Educação ou injeções de matéria?

O estigma social de todo aquele que não tem um curso é um fardo difícil de suportar no dia a dia.

O certo é que existem licenciados que metem dó. E eu, uma pessoa sem curso, impedida de progredir na carreira pela falta do mesmo, pasmo com a iliteracia de toda essa gente licenciada. E pergunto eu: será que bastará uma simples licenciatura para tornar alguém competente? Não será um logro assumir que a licenciatura confere a alguém o mínimo de conhecimento só por si? Senão vejamos: no funcionalismo público, o chamado canudo é requisito para determinados cargos, em detrimento da experiência de um funcionário autodidata, que manifeste ter conhecimentos e a experiência para desenvolver um bom trabalho.

Sendo eu alguém com os conhecimentos fundamentais da língua portuguesa, aflige-me ter um número tão elevado de licenciados que não consegue redigir um texto corretamente ou dá tropeços sistemáticos na linguagem oral.

Se existe algum culpado para ouvirmos um licenciado dizer “hádem” em vez de “hão de” ou “a gente vamos” em vez de “a gente vai”, esse culpado é o sistema de ensino.

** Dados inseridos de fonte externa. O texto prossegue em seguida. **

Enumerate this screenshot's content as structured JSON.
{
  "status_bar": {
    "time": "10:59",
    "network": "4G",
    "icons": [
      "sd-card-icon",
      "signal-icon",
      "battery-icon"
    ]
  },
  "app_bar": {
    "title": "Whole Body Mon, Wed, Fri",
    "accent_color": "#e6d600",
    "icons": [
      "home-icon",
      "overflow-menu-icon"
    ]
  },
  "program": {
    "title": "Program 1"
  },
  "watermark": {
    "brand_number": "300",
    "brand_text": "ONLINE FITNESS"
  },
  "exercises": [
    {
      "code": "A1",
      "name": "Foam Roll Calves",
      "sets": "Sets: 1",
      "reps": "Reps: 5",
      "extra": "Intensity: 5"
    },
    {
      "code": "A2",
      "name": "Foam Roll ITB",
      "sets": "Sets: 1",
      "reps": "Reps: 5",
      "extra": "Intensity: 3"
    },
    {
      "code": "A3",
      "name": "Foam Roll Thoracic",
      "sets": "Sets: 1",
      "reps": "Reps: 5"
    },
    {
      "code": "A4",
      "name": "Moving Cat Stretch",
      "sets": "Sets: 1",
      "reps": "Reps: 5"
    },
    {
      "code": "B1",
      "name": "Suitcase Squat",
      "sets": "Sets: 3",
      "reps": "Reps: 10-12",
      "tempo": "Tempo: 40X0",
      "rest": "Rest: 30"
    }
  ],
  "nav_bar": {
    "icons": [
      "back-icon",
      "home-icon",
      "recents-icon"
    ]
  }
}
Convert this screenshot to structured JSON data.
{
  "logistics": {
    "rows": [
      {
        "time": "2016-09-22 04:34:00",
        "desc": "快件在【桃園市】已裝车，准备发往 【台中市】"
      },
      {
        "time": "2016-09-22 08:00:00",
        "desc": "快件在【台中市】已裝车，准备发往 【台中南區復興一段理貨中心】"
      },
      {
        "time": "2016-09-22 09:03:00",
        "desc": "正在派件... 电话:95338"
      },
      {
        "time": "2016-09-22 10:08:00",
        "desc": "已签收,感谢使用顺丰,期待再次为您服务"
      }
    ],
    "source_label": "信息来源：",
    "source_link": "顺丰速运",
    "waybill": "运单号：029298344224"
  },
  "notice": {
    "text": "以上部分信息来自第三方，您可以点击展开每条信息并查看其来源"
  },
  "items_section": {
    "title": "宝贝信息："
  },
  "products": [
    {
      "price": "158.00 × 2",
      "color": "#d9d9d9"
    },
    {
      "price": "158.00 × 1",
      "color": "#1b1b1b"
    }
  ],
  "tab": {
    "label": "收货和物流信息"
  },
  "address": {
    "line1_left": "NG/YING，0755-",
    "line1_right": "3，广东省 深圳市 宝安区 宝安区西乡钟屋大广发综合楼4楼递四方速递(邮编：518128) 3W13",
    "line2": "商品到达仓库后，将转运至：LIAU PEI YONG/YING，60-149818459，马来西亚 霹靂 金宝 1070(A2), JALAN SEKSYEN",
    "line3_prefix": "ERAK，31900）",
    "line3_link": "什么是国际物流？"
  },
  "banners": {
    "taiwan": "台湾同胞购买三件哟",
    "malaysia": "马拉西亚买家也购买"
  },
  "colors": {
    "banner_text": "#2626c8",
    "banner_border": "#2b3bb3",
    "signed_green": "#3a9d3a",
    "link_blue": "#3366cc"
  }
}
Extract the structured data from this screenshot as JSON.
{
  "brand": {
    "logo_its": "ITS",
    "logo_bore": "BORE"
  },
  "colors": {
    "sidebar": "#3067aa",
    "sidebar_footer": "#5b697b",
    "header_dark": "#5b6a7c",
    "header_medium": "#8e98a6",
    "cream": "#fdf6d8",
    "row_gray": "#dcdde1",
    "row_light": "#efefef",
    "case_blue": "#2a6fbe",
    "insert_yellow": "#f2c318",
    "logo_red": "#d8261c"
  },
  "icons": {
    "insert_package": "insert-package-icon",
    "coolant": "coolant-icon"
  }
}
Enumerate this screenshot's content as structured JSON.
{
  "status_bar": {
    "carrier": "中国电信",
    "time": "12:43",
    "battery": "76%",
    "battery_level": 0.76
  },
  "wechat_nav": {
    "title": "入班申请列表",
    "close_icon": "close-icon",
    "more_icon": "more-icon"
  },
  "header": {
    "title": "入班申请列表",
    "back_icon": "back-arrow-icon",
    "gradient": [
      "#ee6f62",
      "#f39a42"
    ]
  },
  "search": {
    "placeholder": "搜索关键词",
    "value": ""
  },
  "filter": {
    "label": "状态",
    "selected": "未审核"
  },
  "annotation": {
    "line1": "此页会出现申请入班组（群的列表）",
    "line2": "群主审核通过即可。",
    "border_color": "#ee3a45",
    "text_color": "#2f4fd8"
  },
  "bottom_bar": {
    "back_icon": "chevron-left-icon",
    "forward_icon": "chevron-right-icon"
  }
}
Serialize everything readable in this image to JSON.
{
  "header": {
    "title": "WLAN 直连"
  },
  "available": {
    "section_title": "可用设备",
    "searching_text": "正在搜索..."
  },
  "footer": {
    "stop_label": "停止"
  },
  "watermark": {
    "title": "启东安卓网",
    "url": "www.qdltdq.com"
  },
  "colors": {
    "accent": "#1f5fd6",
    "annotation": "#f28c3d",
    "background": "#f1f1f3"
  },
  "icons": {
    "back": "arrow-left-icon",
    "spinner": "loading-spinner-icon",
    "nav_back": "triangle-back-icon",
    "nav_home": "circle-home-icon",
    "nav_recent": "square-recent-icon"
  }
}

Não podemos dar inteligência a quem a não tem, mas podemos dar formação, ensinando em primeiro lugar o básico e depois deixar o resto fluir. A cultura geral, nos dias atuais, está a ser injetada nos jovens da maneira mais descabida possível. Por exemplo, exigimos que, a determinada altura do percurso educativo, um aluno tenha de decorar os órgãos reprodutivos de uma flor, que só por uma probabilidade ínfima voltará a ter necessidade desse específico conhecimento na sua vida futura. Este é um exemplo, entre milhares de conceitos e matérias, que são injetadas, avaliadas e rapidamente esquecidas.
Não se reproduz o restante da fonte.